When I came to a recipe for Red Beans and Brown Rice from Lean Bean Cuisine, several things clicked into place. I have liked every recipe that I have made from this book. I have always wanted to make Red Beans and Rice. The last time I cooked beans and rice together was sometime in the mid '80s, and it was quite successful but I didn't pay attention to what I was doing and could never quite duplicate it so I pretty much gave up, but this recipe looked like it might work.
I have no doubt that this recipe does not qualify as authentic to the New Orleans specialty, and I'm not terribly fond of kidney beans, so I thought I might try it with pink beans instead, something else I've been wanting to try. I bought La Preferida pink beans and, with the exception of chickpeas, they were the firmest, least mushy beans I have found in a can. They were soft and tender, but did not fall apart, which is nothing to take for granted when you are talking about canned beans. They have a nice, clean taste too. Whatever that slightly off taste is that I find in kidney beans is nonexistent here. They are somewhat similar to pinto beans, but fresher.
of course, that might just be because they are new to me. The true test will be the next time I use them.
Knowing that this was not an authentic N'waluns red beans and rice recipe, I felt free to improvise, mostly based on what was available in my kitchen. Specifically, I forgot that I needed a green bell pepper so I did not have one. What I did have was celery. I knew it would not impart the same flavor, but I knew it would add a component that could help to replace the missing bell pepper. I will definitely add the bell pepper next time, but I will add it to the celery - I liked the earthy flavor that brought to the beans and rice.
I also added the rice to the pan before I added the liquid, and sauteed it for a few minutes before adding the liquid. Especially with brown rice, I find that coating each grain with a little of the oil helps keep it from turning into one big clump of mush. The extra bonus is that toasting the grains adds an element of warmth that elevates the rest of the flavors.

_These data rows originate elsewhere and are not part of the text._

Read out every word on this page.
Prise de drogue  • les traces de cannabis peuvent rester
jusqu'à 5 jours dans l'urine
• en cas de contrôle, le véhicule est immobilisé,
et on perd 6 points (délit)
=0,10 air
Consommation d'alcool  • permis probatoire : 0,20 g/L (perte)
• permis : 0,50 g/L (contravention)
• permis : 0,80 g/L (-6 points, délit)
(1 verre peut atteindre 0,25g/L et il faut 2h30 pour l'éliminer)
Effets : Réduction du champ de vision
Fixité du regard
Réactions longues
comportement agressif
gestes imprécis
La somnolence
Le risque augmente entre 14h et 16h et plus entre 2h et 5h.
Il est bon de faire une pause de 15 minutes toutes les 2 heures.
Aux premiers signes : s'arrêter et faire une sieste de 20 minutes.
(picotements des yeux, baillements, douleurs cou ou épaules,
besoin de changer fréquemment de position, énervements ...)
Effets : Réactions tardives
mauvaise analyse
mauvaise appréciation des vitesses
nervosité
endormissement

I also did not feel like having a whole heap of beans and rice hanging around, so I used just 1 cup of rice, and 2-1/2 cups of vegetable broth. I could (and should) have just used 2 cups of liquid; while the flavors were there, it could in no way be considered fluffy.

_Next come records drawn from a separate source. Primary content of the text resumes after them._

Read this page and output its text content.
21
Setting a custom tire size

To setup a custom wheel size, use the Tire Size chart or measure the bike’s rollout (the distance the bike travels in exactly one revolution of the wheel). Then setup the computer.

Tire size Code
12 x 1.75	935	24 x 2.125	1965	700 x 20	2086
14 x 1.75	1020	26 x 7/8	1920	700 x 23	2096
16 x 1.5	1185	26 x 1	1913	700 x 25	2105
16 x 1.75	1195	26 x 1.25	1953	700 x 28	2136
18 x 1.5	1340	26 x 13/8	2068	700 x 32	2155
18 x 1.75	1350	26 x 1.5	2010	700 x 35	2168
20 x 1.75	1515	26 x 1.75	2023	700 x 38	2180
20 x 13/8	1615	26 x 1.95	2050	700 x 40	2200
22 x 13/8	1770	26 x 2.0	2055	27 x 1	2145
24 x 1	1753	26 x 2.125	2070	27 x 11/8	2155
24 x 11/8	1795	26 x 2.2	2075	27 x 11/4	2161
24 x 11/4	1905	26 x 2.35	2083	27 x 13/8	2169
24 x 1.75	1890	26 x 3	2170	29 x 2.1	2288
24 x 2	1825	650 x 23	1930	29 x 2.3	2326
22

But it was tasty. The 1/4 teaspoon of cayenne and single teaspoon of Tabasco sauce was quite enough heat for me. The extra vegetables add some textural and flavor contrasts to the warm comfort of the beans and rice. It travels well for work lunches.
And at barely over a dollar a serving, it counts as a budget item in my book.

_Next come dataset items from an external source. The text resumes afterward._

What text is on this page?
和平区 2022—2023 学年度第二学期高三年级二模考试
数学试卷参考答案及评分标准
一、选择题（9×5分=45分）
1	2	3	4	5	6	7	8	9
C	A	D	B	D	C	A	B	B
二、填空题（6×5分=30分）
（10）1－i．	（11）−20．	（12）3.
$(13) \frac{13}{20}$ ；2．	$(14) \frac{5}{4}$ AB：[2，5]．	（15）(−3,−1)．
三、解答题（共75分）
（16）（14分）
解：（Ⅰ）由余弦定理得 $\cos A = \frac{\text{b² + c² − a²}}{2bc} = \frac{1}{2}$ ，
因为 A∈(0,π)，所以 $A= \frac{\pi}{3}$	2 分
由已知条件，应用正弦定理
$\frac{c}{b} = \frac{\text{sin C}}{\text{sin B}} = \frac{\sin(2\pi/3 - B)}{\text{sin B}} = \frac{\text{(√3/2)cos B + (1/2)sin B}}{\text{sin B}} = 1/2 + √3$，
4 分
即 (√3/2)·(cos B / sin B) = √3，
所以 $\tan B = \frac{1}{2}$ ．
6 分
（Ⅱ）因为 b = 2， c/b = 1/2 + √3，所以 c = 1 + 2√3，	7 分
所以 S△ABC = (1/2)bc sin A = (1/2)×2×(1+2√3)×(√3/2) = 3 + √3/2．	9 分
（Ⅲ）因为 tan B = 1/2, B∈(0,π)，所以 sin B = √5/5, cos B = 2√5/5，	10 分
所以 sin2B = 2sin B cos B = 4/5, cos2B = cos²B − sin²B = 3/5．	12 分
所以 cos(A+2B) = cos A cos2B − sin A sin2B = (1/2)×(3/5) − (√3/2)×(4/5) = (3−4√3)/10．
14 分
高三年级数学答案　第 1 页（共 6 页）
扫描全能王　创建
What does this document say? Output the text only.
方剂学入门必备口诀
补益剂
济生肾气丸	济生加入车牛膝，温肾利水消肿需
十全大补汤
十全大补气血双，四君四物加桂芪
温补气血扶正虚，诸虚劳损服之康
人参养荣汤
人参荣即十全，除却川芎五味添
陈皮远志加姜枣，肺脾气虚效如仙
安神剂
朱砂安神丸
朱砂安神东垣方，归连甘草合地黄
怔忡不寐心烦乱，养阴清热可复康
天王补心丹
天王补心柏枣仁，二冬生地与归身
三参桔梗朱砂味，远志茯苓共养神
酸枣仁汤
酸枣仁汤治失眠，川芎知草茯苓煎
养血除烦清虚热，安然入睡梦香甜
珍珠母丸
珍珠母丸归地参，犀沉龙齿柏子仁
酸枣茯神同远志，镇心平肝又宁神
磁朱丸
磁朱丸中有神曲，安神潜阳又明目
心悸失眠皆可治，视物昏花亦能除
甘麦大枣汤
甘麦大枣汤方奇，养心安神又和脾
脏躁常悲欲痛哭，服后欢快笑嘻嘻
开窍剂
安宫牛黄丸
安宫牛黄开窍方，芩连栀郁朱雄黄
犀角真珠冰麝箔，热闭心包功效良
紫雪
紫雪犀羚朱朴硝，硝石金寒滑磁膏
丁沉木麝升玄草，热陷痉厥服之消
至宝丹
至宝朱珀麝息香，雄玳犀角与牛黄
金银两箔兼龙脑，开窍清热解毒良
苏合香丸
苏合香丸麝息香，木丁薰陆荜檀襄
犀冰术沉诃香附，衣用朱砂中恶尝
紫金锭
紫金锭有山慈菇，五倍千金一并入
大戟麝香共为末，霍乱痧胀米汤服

Something I think I did not mention when I talked about how I come up with the prices for my dishes is that where possible, I buy organic or higher quality, so these prices, which I think are already pretty low, would be even lower with conventional, national brands. But as I have stated before, even in this economically challenging time (especially in this economically challenging time), I want to make sure that my dollars are going towards responsible, sustainable food production. The latest beef recall at the end of October only strengthens my determination to support as many local, sustainable and organic (more or less in that order) businesses as I can.
Ok, I'm stepping down from my soapbox. And getting ready to enjoy a nice comforting bowl of pink beans with brown rice.
TOTAL COST: $4.05
COST PER SERVING: $1.01
Home Cookin Chapter: Beans and Vegetables
RED BEANS AND BROWN RICEMakes 4 servings
2 Tbsp vegetable oil
1 medium onion, diced
2 ribs celery, diced
1 green bell pepper, seeded and diced
3 or 4 cloves garlic, minced
1 cup uncooked brown rice
2 cups water or vegetable stock
2 tsp dried oregano
1-3 tsp Tabasco or other bottled hot sauce
1 tsp dried thyme
1 tsp salt
1/2 tsp ground black pepper
1/4 tsp ground cayenne pepper
1/4 tsp ground white pepper
2 cups cooked or canned red kidney beans, drained
2 medium carrots, peeled and diced
Heat the oil in a medium saucepan over medium-high heat. Add onion, bell pepper, celery and garlic, and saute until vegetable are translucent.
Add the rice and saute, stirring frequently, until the grains give off a rich, toasty aroma and start to pop. Slowly add the water, which will splatter from the heat, and then the seasonings.
Cover and cook over medium-low heat for 30 minutes. Add the beans and carrots, adjust the heat to low, cover, and cook for an additional 15 minutes or until the rice has absorbed all of the water.
Fluff the rice with a fork and let sit for 10 minutes before serving.